Nonostante il nuovo imperatore non avesse alcuna esperienza politica a causa dell’ostracismo dei suoi familiari, si rivelò un abile politico e un buon amministratore. Iniziò a rendere l’organizzazione dell’impero più centralizzata, dividendo l’amministrazione in diversi settori (oggi paragonabili a dei ministeri) e affidandoli a dei segretari. L’aspetto più innovativo di questa politica fu che non scelse i segretari tra l’aristocrazia, ma tra liberti (schiavi liberati dai propri padroni) selezionati per merito. Inoltre, iniziò ad aprire la carica di senatore anche ai provinciali.
Nonostante queste innovazioni, che erano in parte malviste dall’aristocrazia, Claudio riuscì per tutto il suo regno a mantenere un rapporto positivo con il senato, come non molti altri imperatori (persino Adriano, considerato uno dei migliori, ebbe diversi attriti con il senato), riconoscendo e difendendo la posizione sociale dei senatori e presentandosi puntualmente a tutte le riunioni. Sul piano religioso, si mostrò tollerante nei confronti di tutte le religioni diffuse nell’impero. Nel 43 d.C., iniziò la conquista della Britannia, con la quale sperò di ottenere successi militari paragonabili, se non più grandi, a quelli di suo padre e di suo fratello. Da non dimenticare le sue opere civili, come la costruzione di tre acquedotti, oltre alla promozione di alcune riforme urbanistiche a Roma per migliorare la qualità di vita dei cittadini. Tra le varie leggi emanate da Claudio, la più “interessante” rendeva legali le flatulenze a tavola, introdotta dall’imperatore dopo che, ad un suo banchetto, un uomo si sentì male per essersi trattenuto troppo a lungo in questo delicato campo.
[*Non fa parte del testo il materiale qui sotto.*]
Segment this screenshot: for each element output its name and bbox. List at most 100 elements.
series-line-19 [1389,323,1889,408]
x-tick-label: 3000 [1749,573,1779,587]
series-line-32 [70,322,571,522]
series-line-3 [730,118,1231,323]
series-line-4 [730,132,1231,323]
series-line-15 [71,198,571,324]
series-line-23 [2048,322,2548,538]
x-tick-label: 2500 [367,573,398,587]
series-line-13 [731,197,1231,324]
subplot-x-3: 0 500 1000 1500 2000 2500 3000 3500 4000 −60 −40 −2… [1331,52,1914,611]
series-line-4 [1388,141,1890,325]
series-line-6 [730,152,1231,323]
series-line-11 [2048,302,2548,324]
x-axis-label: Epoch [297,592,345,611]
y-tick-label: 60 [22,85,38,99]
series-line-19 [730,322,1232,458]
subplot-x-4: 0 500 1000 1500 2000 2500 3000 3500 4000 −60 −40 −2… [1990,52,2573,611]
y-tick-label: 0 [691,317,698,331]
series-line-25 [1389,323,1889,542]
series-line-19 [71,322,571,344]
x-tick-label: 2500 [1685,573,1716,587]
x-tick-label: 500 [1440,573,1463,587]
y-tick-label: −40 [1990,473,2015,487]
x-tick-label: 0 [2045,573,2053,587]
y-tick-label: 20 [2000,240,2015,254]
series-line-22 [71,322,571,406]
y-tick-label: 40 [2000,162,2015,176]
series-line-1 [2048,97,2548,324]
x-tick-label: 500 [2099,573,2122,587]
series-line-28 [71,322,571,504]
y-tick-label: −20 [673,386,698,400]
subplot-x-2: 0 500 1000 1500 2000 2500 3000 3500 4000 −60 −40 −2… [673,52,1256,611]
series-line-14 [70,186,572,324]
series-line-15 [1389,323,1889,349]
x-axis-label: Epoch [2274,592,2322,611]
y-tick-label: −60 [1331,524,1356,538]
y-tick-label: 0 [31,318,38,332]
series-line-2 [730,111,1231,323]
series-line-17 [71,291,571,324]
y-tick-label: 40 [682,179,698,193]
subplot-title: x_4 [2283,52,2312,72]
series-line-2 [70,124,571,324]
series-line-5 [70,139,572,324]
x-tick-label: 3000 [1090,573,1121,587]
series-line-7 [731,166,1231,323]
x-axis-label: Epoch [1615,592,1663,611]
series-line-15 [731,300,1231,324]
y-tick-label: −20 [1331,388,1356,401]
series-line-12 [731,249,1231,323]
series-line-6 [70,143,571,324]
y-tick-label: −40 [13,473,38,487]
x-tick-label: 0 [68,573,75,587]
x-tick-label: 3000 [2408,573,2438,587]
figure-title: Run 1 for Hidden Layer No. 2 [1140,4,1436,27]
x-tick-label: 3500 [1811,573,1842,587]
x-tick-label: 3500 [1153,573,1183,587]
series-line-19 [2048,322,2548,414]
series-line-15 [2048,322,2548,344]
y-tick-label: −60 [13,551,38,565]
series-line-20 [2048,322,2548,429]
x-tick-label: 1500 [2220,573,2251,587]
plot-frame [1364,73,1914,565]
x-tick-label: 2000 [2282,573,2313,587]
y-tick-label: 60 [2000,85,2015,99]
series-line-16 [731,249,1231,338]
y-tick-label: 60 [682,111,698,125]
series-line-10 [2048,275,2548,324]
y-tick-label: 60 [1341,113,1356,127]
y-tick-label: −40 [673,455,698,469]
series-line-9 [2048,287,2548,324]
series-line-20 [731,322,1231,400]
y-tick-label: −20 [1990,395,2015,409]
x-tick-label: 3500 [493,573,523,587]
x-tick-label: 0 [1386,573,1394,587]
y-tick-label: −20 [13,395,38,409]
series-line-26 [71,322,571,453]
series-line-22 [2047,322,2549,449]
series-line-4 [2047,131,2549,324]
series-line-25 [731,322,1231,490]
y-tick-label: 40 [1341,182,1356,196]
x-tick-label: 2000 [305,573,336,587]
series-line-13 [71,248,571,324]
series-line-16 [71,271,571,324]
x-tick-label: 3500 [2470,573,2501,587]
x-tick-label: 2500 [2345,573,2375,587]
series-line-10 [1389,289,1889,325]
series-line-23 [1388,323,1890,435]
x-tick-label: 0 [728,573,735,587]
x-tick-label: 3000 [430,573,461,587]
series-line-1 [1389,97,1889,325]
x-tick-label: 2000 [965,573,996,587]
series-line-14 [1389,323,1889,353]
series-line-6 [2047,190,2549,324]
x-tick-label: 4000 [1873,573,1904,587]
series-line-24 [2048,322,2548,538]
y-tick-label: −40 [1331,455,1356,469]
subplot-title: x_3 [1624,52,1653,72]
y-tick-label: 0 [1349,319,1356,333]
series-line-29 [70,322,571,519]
Paradossalmente, i nemici che Claudio avrebbe dovuto temere di più furono i suoi stessi familiari, in particolare le sue ultime due mogli: Valeria Messalina e Agrippina Minore. La prima lo tradì ripetutamente e, una volta scoperti i suoi intrighi, fu fatta uccidere per ordine del liberto Narciso. Agrippina Minore, ultima moglie di Claudio, fu invece, secondo gli storici, la mandante del suo omicidio. Sposò Claudio nella speranza di poterlo manipolare ma, accortasi che non era debole come in apparenza, lo avvelenò facendogli servire dei funghi particolarmente graditi, in modo da assicurare il trono al figlio Nerone, che credeva (a torto) di poter controllare più facilmente. Dopo la sua morte, l’imperatore fu divinizzato e venne costruito in suo onore il tempio del Divo Claudio: il ragazzo balbuziente che la madre definiva “un aborto della natura” era diventato un dio.